You’re listening to Project Oncology on ReachMD. On this episode, sponsored by Lilly, we’re going to hear from Dr. Fred R. Hirsch, who’s the Executive Director at the Center for Thoracic Oncology and Associate Director of Biomarker Discovery at The Tisch Cancer Institute at Mount Sinai and the Joe Lowe and Louis Price Professor of Medicine at the Icahn School of Medicine at Mount Sinai. Dr. Hirsch joins us to discuss key data from the upcoming American Society of Clinical Oncology Annual Meeting. Here’s Dr. Hirsch now.

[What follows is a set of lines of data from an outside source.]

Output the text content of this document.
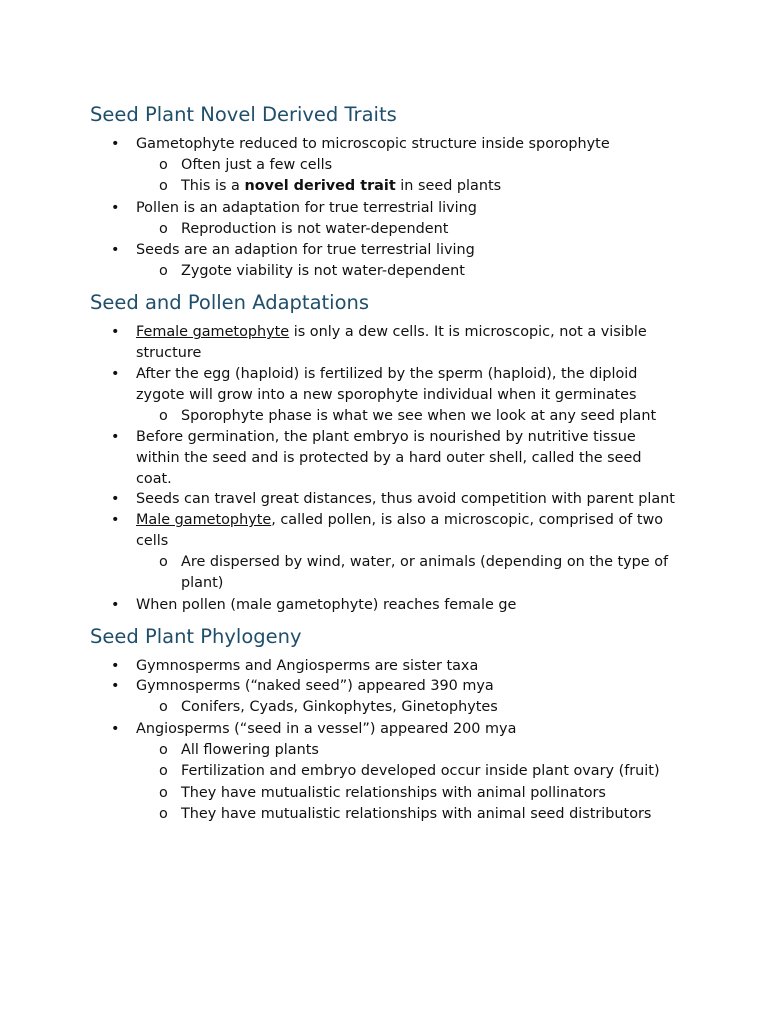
Seed Plant Novel Derived Traits
• Gametophyte reduced to microscopic structure inside sporophyte
o Often just a few cells
o This is a novel derived trait in seed plants
• Pollen is an adaptation for true terrestrial living
o Reproduction is not water-dependent
• Seeds are an adaption for true terrestrial living
o Zygote viability is not water-dependent
Seed and Pollen Adaptations
• Female gametophyte is only a dew cells. It is microscopic, not a visible structure
• After the egg (haploid) is fertilized by the sperm (haploid), the diploid zygote will grow into a new sporophyte individual when it germinates
o Sporophyte phase is what we see when we look at any seed plant
• Before germination, the plant embryo is nourished by nutritive tissue within the seed and is protected by a hard outer shell, called the seed coat.
• Seeds can travel great distances, thus avoid competition with parent plant
• Male gametophyte, called pollen, is also a microscopic, comprised of two cells
o Are dispersed by wind, water, or animals (depending on the type of plant)
• When pollen (male gametophyte) reaches female ge
Seed Plant Phylogeny
• Gymnosperms and Angiosperms are sister taxa
• Gymnosperms (“naked seed”) appeared 390 mya
o Conifers, Cyads, Ginkophytes, Ginetophytes
• Angiosperms (“seed in a vessel”) appeared 200 mya
o All flowering plants
o Fertilization and embryo developed occur inside plant ovary (fruit)
o They have mutualistic relationships with animal pollinators
o They have mutualistic relationships with animal seed distributors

ASCO 2021 had many studies in lung cancer many updates from previously reported results. If I should pick a few of them, the one that got my attention, first of all, was EMPOWER 10, which is a study in adjuvant settings for non-small cell lung cancer, stage IB to IIIA. This study compared immunotherapy in this case atezolizumab with the best supportive care and showed clearly significant disease-free survival for atezolizumab with a hazard ratio of 0.66. The study also showed an association to PDL1 expression for patients with high PDL1 expression more than 50 percent, the hazard ratio was 0.43, I think. Which is remarkable. I think this is a first large study with immunotherapy in adjuvant setting. This will raise clearly interest for immunotherapy in early-stage disease.

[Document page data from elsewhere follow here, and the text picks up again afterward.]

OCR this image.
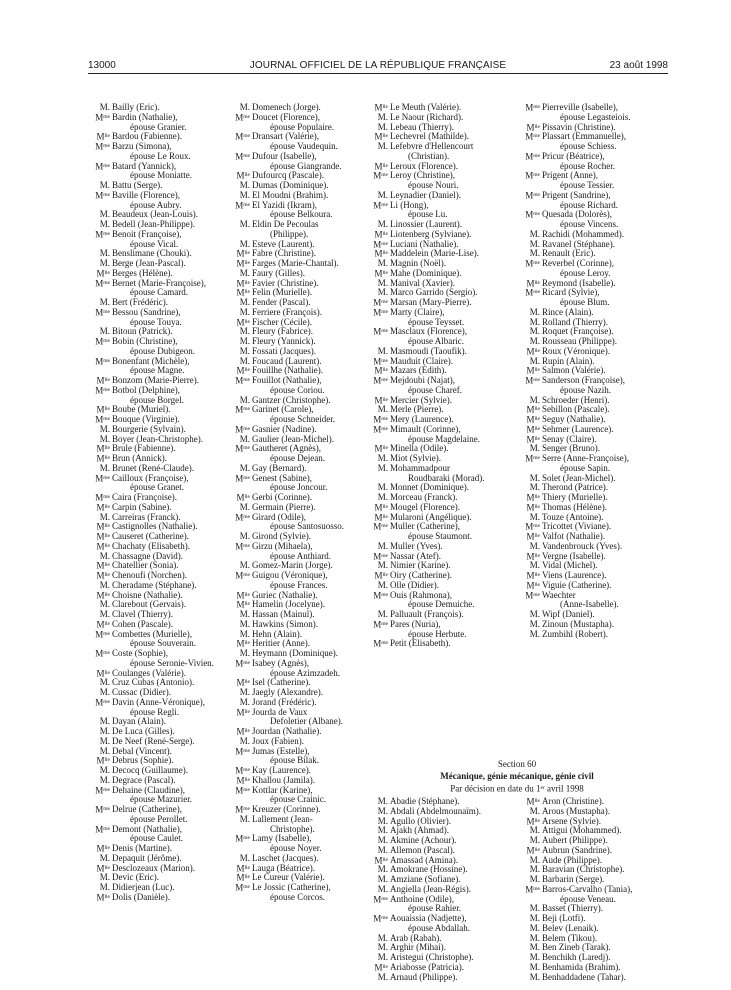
13000	JOURNAL OFFICIEL DE LA RÉPUBLIQUE FRANÇAISE	23 août 1998
M. Bailly (Eric).
$M^{me}$ Bardin (Nathalie),
épouse Granier.
$M^{lle}$ Bardou (Fabienne).
$M^{me}$ Barzu (Simona),
épouse Le Roux.
$M^{me}$ Batard (Yannick),
épouse Moniatte.
M. Battu (Serge).
$M^{me}$ Baville (Florence),
épouse Aubry.
M. Beaudeux (Jean-Louis).
M. Bedell (Jean-Philippe).
$M^{me}$ Benoit (Françoise),
épouse Vical.
M. Benslimane (Chouki).
M. Berge (Jean-Pascal).
$M^{lle}$ Berges (Hélène).
$M^{me}$ Bernet (Marie-Françoise),
épouse Camard.
M. Bert (Frédéric).
$M^{me}$ Bessou (Sandrine),
épouse Touya.
M. Bitoun (Patrick).
$M^{me}$ Bobin (Christine),
épouse Dubigeon.
$M^{me}$ Bonenfant (Michèle),
épouse Magne.
$M^{lle}$ Bonzom (Marie-Pierre).
$M^{me}$ Botbol (Delphine),
épouse Borgel.
$M^{lle}$ Boube (Muriel).
$M^{me}$ Bouque (Virginie).
M. Bourgerie (Sylvain).
M. Boyer (Jean-Christophe).
$M^{lle}$ Brule (Fabienne).
$M^{lle}$ Brun (Annick).
M. Brunet (René-Claude).
$M^{me}$ Cailloux (Françoise),
épouse Granet.
$M^{me}$ Caira (Françoise).
$M^{lle}$ Carpin (Sabine).
M. Carreiras (Franck).
$M^{lle}$ Castignolles (Nathalie).
$M^{lle}$ Causeret (Catherine).
$M^{lle}$ Chachaty (Elisabeth).
M. Chassagne (David).
$M^{lle}$ Chatellier (Sonia).
$M^{lle}$ Chenoufi (Norchen).
M. Cheradame (Stéphane).
$M^{lle}$ Choisne (Nathalie).
M. Clarebout (Gervais).
M. Clavel (Thierry).
$M^{lle}$ Cohen (Pascale).
$M^{me}$ Combettes (Murielle),
épouse Souverain.
$M^{me}$ Coste (Sophie),
épouse Seronie-Vivien.
$M^{lle}$ Coulanges (Valérie).
M. Cruz Cubas (Antonio).
M. Cussac (Didier).
$M^{me}$ Davin (Anne-Véronique),
épouse Regli.
M. Dayan (Alain).
M. De Luca (Gilles).
M. De Neef (René-Serge).
M. Debal (Vincent).
$M^{lle}$ Debrus (Sophie).
M. Decocq (Guillaume).
M. Degrace (Pascal).
$M^{me}$ Dehaine (Claudine),
épouse Mazurier.
$M^{me}$ Delrue (Catherine),
épouse Perollet.
$M^{me}$ Demont (Nathalie),
épouse Caulet.
$M^{lle}$ Denis (Martine).
M. Depaquit (Jérôme).
$M^{lle}$ Desclozeaux (Marion).
M. Devic (Eric).
M. Didierjean (Luc).
$M^{lle}$ Dolis (Danièle).
M. Domenech (Jorge).
$M^{me}$ Doucet (Florence),
épouse Populaire.
$M^{me}$ Dransart (Valérie),
épouse Vaudequin.
$M^{me}$ Dufour (Isabelle),
épouse Giangrande.
$M^{lle}$ Dufourcq (Pascale).
M. Dumas (Dominique).
M. El Moudni (Brahim).
$M^{me}$ El Yazidi (Ikram),
épouse Belkoura.
M. Eldin De Pecoulas
(Philippe).
M. Esteve (Laurent).
$M^{lle}$ Fabre (Christine).
$M^{lle}$ Farges (Marie-Chantal).
M. Faury (Gilles).
$M^{lle}$ Favier (Christine).
$M^{lle}$ Felin (Murielle).
M. Fender (Pascal).
M. Ferriere (François).
$M^{lle}$ Fischer (Cécile).
M. Fleury (Fabrice).
M. Fleury (Yannick).
M. Fossati (Jacques).
M. Foucaud (Laurent).
$M^{lle}$ Fouillhe (Nathalie).
$M^{me}$ Fouillot (Nathalie),
épouse Coriou.
M. Gantzer (Christophe).
$M^{me}$ Garinet (Carole),
épouse Schneider.
$M^{me}$ Gasnier (Nadine).
M. Gaulier (Jean-Michel).
$M^{me}$ Gautheret (Agnès),
épouse Dejean.
M. Gay (Bernard).
$M^{me}$ Genest (Sabine),
épouse Joncour.
$M^{lle}$ Gerbi (Corinne).
M. Germain (Pierre).
$M^{me}$ Girard (Odile),
épouse Santosuosso.
M. Girond (Sylvie).
$M^{me}$ Girzu (Mihaela),
épouse Anthiard.
M. Gomez-Marin (Jorge).
$M^{me}$ Guigou (Véronique),
épouse Frances.
$M^{lle}$ Guriec (Nathalie).
$M^{lle}$ Hamelin (Jocelyne).
M. Hassan (Mainul).
M. Hawkins (Simon).
M. Hehn (Alain).
$M^{lle}$ Heritier (Anne).
M. Heymann (Dominique).
$M^{me}$ Isabey (Agnès),
épouse Azimzadeh.
$M^{lle}$ Isel (Catherine).
M. Jaegly (Alexandre).
M. Jorand (Frédéric).
$M^{lle}$ Jourda de Vaux
Defoletier (Albane).
$M^{lle}$ Jourdan (Nathalie).
M. Joux (Fabien).
$M^{me}$ Jumas (Estelle),
épouse Bilak.
$M^{me}$ Kay (Laurence).
$M^{lle}$ Khallou (Jamila).
$M^{me}$ Kottlar (Karine),
épouse Crainic.
$M^{me}$ Kreuzer (Corinne).
M. Lallement (Jean-
Christophe).
$M^{me}$ Lamy (Isabelle),
épouse Noyer.
M. Laschet (Jacques).
$M^{lle}$ Lauga (Béatrice).
$M^{lle}$ Le Cureur (Valérie).
$M^{me}$ Le Jossic (Catherine),
épouse Corcos.
$M^{lle}$ Le Meuth (Valérie).
M. Le Naour (Richard).
M. Lebeau (Thierry).
$M^{lle}$ Lechevrel (Mathilde).
M. Lefebvre d'Hellencourt
(Christian).
$M^{lle}$ Leroux (Florence).
$M^{me}$ Leroy (Christine),
épouse Nouri.
M. Leynadier (Daniel).
$M^{me}$ Li (Hong),
épouse Lu.
M. Linossier (Laurent).
$M^{lle}$ Liotenberg (Sylviane).
$M^{me}$ Luciani (Nathalie).
$M^{lle}$ Maddelein (Marie-Lise).
M. Magnin (Noël).
$M^{lle}$ Mahe (Dominique).
M. Manival (Xavier).
M. Marco Garrido (Sergio).
$M^{me}$ Marsan (Mary-Pierre).
$M^{me}$ Marty (Claire),
épouse Teysset.
$M^{me}$ Masclaux (Florence),
épouse Albaric.
M. Masmoudi (Taoufik).
$M^{me}$ Mauduit (Claire).
$M^{lle}$ Mazars (Edith).
$M^{me}$ Mejdoubi (Najat),
épouse Charef.
$M^{lle}$ Mercier (Sylvie).
M. Merle (Pierre).
$M^{me}$ Mery (Laurence).
$M^{me}$ Mimault (Corinne),
épouse Magdelaine.
$M^{lle}$ Minella (Odile).
M. Miot (Sylvie).
M. Mohammadpour
Roudbaraki (Morad).
M. Monnet (Dominique).
M. Morceau (Franck).
$M^{lle}$ Mougel (Florence).
$M^{lle}$ Mularoni (Angélique).
$M^{me}$ Muller (Catherine),
épouse Staumont.
M. Muller (Yves).
$M^{me}$ Nassar (Atef).
M. Nimier (Karine).
$M^{lle}$ Oiry (Catherine).
M. Olle (Didier).
$M^{me}$ Ouis (Rahmona),
épouse Demuiche.
M. Palluault (François).
$M^{me}$ Pares (Nuria),
épouse Herbute.
$M^{me}$ Petit (Elisabeth).
$M^{me}$ Pierreville (Isabelle),
épouse Legasteiois.
$M^{lle}$ Pissavin (Christine).
$M^{me}$ Plassart (Emmanuelle),
épouse Schiess.
$M^{me}$ Pricur (Béatrice),
épouse Rocher.
$M^{me}$ Prigent (Anne),
épouse Tessier.
$M^{me}$ Prigent (Sandrine),
épouse Richard.
$M^{me}$ Quesada (Dolorès),
épouse Vincens.
M. Rachidi (Mohammed).
M. Ravanel (Stéphane).
M. Renault (Eric).
$M^{me}$ Reverbel (Corinne),
épouse Leroy.
$M^{lle}$ Reymond (Isabelle).
$M^{me}$ Ricard (Sylvie),
épouse Blum.
M. Rince (Alain).
M. Rolland (Thierry).
M. Roquet (Françoise).
M. Rousseau (Philippe).
$M^{lle}$ Roux (Véronique).
M. Rupin (Alain).
$M^{lle}$ Salmon (Valérie).
$M^{me}$ Sanderson (Françoise),
épouse Nazih.
M. Schroeder (Henri).
$M^{lle}$ Sebillon (Pascale).
$M^{lle}$ Seguy (Nathalie).
$M^{lle}$ Sehmer (Laurence).
$M^{lle}$ Senay (Claire).
M. Senger (Bruno).
$M^{me}$ Serre (Anne-Françoise),
épouse Sapin.
M. Solet (Jean-Michel).
M. Therond (Patrice).
$M^{lle}$ Thiery (Murielle).
$M^{lle}$ Thomas (Hélène).
M. Touze (Antoine).
$M^{me}$ Tricottet (Viviane).
$M^{lle}$ Valfot (Nathalie).
M. Vandenbrouck (Yves).
$M^{lle}$ Vergne (Isabelle).
M. Vidal (Michel).
$M^{lle}$ Viens (Laurence).
$M^{lle}$ Viguie (Catherine).
$M^{me}$ Waechter
(Anne-Isabelle).
M. Wipf (Daniel).
M. Zinoun (Mustapha).
M. Zumbihl (Robert).
Section 60
Mécanique, génie mécanique, génie civil
Par décision en date du 1er avril 1998
M. Abadie (Stéphane).
M. Abdali (Abdelmounaïm).
M. Agullo (Olivier).
M. Ajakh (Ahmad).
M. Akmine (Achour).
M. Allemon (Pascal).
$M^{lle}$ Amassad (Amina).
M. Amokrane (Hossine).
M. Amziane (Sofiane).
M. Angiella (Jean-Régis).
$M^{me}$ Anthoine (Odile),
épouse Rahier.
$M^{me}$ Aouaissia (Nadjette),
épouse Abdallah.
M. Arab (Rabah).
M. Arghir (Mihai).
M. Aristegui (Christophe).
$M^{lle}$ Ariabosse (Patricia).
M. Arnaud (Philippe).
$M^{lle}$ Aron (Christine).
M. Arous (Mustapha).
$M^{lle}$ Arsene (Sylvie).
M. Attigui (Mohammed).
M. Aubert (Philippe).
$M^{lle}$ Aubrun (Sandrine).
M. Aude (Philippe).
M. Baravian (Christophe).
M. Barbarin (Serge).
$M^{me}$ Barros-Carvalho (Tania),
épouse Veneau.
M. Basset (Thierry).
M. Beji (Lotfi).
M. Belev (Lenaik).
M. Belem (Tikou).
M. Ben Zineb (Tarak).
M. Benchikh (Laredj).
M. Benhamida (Brahim).
M. Benhaddadene (Tahar).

The other study which I would mention was an early phase development study of a HER3 targeted drug patritumab deruxtecan is a phase 1 study. But it showed high-risk response rate in patients with EGFR mutation who have progressed on osimertinib. This is a space where we need new therapies; it has been a big question mark, how to treat patients after osimertinib resistance. Of course, this is a phase 1 study, needs to be verified in the larger phase 2, eventually, phase 3 studies. But on this stage, very encouraging results in a space where we need a new treatment opportunities.

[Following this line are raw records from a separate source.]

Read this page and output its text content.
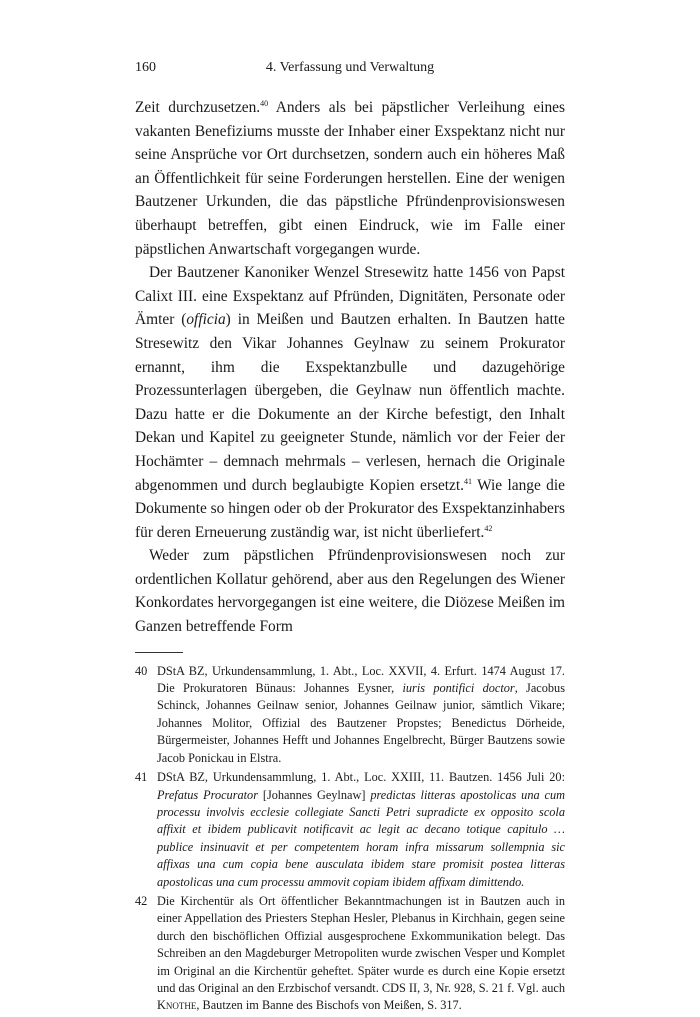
160	4. Verfassung und Verwaltung

Zeit durchzusetzen.$^{40}$ Anders als bei päpstlicher Verleihung eines vakanten Benefiziums musste der Inhaber einer Exspektanz nicht nur seine Ansprüche vor Ort durchsetzen, sondern auch ein höheres Maß an Öffentlichkeit für seine Forderungen herstellen. Eine der wenigen Bautzener Urkunden, die das päpstliche Pfründenprovisionswesen überhaupt betreffen, gibt einen Eindruck, wie im Falle einer päpstlichen Anwartschaft vorgegangen wurde.

Der Bautzener Kanoniker Wenzel Stresewitz hatte 1456 von Papst Calixt III. eine Exspektanz auf Pfründen, Dignitäten, Personate oder Ämter (officia) in Meißen und Bautzen erhalten. In Bautzen hatte Stresewitz den Vikar Johannes Geylnaw zu seinem Prokurator ernannt, ihm die Exspektanzbulle und dazugehörige Prozessunterlagen übergeben, die Geylnaw nun öffentlich machte. Dazu hatte er die Dokumente an der Kirche befestigt, den Inhalt Dekan und Kapitel zu geeigneter Stunde, nämlich vor der Feier der Hochämter – demnach mehrmals – verlesen, hernach die Originale abgenommen und durch beglaubigte Kopien ersetzt.$^{41}$ Wie lange die Dokumente so hingen oder ob der Prokurator des Exspektanzinhabers für deren Erneuerung zuständig war, ist nicht überliefert.$^{42}$

Weder zum päpstlichen Pfründenprovisionswesen noch zur ordentlichen Kollatur gehörend, aber aus den Regelungen des Wiener Konkordates hervorgegangen ist eine weitere, die Diözese Meißen im Ganzen betreffende Form

40 DStA BZ, Urkundensammlung, 1. Abt., Loc. XXVII, 4. Erfurt. 1474 August 17. Die Prokuratoren Bünaus: Johannes Eysner, iuris pontifici doctor, Jacobus Schinck, Johannes Geilnaw senior, Johannes Geilnaw junior, sämtlich Vikare; Johannes Molitor, Offizial des Bautzener Propstes; Benedictus Dörheide, Bürgermeister, Johannes Hefft und Johannes Engelbrecht, Bürger Bautzens sowie Jacob Ponickau in Elstra.
41 DStA BZ, Urkundensammlung, 1. Abt., Loc. XXIII, 11. Bautzen. 1456 Juli 20: Prefatus Procurator [Johannes Geylnaw] predictas litteras apostolicas una cum processu involvis ecclesie collegiate Sancti Petri supradicte ex opposito scola affixit et ibidem publicavit notificavit ac legit ac decano totique capitulo … publice insinuavit et per competentem horam infra missarum sollempnia sic affixas una cum copia bene ausculata ibidem stare promisit postea litteras apostolicas una cum processu ammovit copiam ibidem affixam dimittendo.
42 Die Kirchentür als Ort öffentlicher Bekanntmachungen ist in Bautzen auch in einer Appellation des Priesters Stephan Hesler, Plebanus in Kirchhain, gegen seine durch den bischöflichen Offizial ausgesprochene Exkommunikation belegt. Das Schreiben an den Magdeburger Metropoliten wurde zwischen Vesper und Komplet im Original an die Kirchentür geheftet. Später wurde es durch eine Kopie ersetzt und das Original an den Erzbischof versandt. CDS II, 3, Nr. 928, S. 21 f. Vgl. auch Knothe, Bautzen im Banne des Bischofs von Meißen, S. 317.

The clinical impact of those data which I mentioned, I will probably focus on the large phase 3 study on immunotherapy in adjuvant setting. I don’t know, of course, on this stage what FDA, how they will interpret the data in terms of approval. But my immediate belief is that this could change the landscape and become a clinical practice in the future. Of course, we are still missing overall survival data. We are still missing quality of life data. I will say data are very encouraging and might lead to a new standard of practice for patients early-stage disease.